How red-light cameras work

red-light cameras

Red light cameras. You have heard about them, but do you know how they work?

It is estimated that drivers running red lights cause nearly twenty-two percent of traffic accidents. Law enforcement officers now have a high tech tool in their arsenal to reduce this percentage. The use of these systems allows law enforcement to deter red light offenders without needing to have an officer present at an intersection.

There are three main components that make up the red light camera system. The first of these is the trigger. Although there are a number of different trigger technologies the basic goal is the same, to detect when a car has moved past a particular point in the road. The most popular type used today is the induction loop trigger.

In this system, a series of wires are placed beneath the pavement. When electrical current is sent through these wires they generate a magnetic field. When a car enters this magnetic field a change in magnetic intensity occurs. The computer controlling the sensor detects this change in intensity and is able to determine the location of the vehicle within the magnetic field.

There is another trigger mechanism that is gaining popularity recently. It is referred to as a video loop system. In this set-up, a camera records a constant video feed from the intersection. The computer then analyzes this footage and searches for any particular changes that signify a car moving through the intersection. This type of trigger sensor system is gaining popularity due to the fact that it can be installed in existing intersections without needing to dig up the pavement.

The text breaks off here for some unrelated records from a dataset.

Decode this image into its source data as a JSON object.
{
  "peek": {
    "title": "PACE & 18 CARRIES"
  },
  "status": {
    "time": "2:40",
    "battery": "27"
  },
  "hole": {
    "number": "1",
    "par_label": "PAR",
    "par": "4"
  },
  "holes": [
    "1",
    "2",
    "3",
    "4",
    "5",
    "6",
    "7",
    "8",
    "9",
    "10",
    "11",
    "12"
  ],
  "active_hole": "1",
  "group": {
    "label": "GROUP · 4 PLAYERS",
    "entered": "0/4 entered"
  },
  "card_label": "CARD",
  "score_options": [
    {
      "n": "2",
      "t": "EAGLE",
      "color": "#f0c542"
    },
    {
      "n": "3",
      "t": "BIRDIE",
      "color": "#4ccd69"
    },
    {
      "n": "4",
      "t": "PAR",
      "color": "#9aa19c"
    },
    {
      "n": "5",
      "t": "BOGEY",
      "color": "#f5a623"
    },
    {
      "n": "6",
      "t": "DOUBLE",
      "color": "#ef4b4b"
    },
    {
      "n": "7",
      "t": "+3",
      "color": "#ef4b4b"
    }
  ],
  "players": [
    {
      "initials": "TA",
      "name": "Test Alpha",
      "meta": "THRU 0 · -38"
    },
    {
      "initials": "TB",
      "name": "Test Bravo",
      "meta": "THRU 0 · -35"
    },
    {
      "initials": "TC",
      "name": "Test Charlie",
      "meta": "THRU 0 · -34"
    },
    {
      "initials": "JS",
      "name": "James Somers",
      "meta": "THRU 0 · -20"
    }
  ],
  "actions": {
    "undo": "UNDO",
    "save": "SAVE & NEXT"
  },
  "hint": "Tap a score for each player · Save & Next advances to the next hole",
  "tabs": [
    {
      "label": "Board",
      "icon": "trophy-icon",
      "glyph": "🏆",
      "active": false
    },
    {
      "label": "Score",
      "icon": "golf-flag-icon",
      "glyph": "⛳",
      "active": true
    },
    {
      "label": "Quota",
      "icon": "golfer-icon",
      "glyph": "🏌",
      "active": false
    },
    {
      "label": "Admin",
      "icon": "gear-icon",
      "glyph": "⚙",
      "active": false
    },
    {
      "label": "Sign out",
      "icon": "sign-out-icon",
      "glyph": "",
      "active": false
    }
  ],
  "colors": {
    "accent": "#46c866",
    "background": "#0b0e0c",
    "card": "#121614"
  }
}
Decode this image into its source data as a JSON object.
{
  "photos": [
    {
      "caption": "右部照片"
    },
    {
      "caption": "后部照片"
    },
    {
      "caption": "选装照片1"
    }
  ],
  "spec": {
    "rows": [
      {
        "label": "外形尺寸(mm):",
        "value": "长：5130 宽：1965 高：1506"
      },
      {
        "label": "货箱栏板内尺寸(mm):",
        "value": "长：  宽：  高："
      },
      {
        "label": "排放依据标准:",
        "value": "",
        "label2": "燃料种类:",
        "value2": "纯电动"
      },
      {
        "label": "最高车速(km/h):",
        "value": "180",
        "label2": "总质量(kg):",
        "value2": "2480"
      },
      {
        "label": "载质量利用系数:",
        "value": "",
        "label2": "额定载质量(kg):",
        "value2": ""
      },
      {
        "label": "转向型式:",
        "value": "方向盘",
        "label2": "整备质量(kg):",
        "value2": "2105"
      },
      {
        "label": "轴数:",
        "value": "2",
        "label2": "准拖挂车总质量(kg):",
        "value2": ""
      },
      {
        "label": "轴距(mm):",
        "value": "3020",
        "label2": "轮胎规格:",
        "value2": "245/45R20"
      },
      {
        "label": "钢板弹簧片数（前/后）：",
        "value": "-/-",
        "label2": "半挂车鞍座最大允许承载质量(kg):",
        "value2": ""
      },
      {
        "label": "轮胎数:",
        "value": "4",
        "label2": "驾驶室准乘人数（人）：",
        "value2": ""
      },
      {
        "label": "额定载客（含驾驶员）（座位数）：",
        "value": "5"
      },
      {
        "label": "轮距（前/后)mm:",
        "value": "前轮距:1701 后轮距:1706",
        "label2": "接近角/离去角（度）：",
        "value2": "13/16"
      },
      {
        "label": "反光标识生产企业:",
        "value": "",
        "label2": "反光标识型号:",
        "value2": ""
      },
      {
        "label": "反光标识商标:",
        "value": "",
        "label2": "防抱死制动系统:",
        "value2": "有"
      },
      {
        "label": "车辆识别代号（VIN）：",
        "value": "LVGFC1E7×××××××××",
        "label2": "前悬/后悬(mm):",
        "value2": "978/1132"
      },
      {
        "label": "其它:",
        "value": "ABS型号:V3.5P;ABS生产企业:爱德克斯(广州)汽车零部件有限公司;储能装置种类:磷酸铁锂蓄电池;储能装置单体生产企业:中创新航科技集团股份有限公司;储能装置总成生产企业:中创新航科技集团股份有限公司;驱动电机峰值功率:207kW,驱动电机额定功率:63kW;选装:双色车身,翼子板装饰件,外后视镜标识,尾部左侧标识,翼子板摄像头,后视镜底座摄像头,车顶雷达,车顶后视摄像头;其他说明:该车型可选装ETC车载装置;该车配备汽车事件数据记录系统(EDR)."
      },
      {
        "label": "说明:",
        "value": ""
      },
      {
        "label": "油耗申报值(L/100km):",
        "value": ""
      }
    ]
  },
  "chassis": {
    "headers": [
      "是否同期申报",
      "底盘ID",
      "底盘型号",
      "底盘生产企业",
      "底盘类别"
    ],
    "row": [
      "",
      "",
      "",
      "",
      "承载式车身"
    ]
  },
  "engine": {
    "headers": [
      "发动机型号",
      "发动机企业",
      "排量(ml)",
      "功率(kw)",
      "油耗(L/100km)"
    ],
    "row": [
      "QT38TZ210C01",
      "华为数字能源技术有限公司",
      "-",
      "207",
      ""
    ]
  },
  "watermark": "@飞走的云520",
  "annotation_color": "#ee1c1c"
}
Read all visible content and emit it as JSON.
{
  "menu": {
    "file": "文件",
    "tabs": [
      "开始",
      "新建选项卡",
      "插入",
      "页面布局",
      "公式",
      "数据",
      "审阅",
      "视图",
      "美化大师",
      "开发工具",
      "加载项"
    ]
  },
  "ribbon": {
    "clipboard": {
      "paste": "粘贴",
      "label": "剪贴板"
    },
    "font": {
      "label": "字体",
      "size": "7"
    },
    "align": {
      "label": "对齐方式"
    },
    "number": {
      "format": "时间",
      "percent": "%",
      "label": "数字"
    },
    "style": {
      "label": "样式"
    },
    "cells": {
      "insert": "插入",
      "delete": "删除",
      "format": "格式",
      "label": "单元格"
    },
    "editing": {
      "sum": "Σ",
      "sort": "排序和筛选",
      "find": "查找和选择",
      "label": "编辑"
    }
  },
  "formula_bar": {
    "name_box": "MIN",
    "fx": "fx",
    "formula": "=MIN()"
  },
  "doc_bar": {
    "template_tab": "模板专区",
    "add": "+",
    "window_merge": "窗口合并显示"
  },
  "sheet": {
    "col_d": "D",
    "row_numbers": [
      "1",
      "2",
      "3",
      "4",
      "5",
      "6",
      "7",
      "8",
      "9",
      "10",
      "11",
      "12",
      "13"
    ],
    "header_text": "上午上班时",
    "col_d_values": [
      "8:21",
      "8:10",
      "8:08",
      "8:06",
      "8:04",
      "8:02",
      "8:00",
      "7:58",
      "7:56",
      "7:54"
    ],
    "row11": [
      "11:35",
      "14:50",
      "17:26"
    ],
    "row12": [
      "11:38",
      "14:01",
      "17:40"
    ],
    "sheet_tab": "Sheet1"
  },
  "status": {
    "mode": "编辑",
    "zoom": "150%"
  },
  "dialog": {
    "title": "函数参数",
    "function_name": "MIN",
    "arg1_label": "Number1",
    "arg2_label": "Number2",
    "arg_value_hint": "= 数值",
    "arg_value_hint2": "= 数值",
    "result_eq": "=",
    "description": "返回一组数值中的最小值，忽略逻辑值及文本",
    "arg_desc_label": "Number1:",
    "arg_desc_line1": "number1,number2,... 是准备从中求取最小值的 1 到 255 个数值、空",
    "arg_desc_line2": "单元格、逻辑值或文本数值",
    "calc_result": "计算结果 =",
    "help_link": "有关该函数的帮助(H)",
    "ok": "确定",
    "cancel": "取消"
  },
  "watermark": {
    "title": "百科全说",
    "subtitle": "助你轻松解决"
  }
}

The next major component to the red light camera is the main computer, or brain, of the system. It is this piece of equipment that analyzes the information provided by the sensors and activates the cameras. This computer is specially programmed to recognize both the timing of a car passing through the trigger and compare it to the exact moment the traffic light changes. Once the computer has determined that a vehicle has ran a red light, a signal is sent to the camera to catch the offender.

Once the system has been activated and a signal sent to the camera, two photographs are taken. The first is taken as the car is approaching the intersection to show that the light is red. The second is taken as the car is going through the intersection to offer proof that the red light was ran. When the pictures are taken, not only do law enforcement officers receive license plate numbers, but several pieces of other information are also recorded. Several important things are superimposed on each picture taken including:

  • The date
  • The time
  • The location of the intersection
  • The rate of speed at which the car was traveling
  • The amount of time that the light was red before the car passed through the intersection

These photographs are then gathered and processed in much the same way as if a traditional law enforcement officer caught an individual. People getting caught by a red light camera can expect to receive a ticket in the mail, typically within one to two months.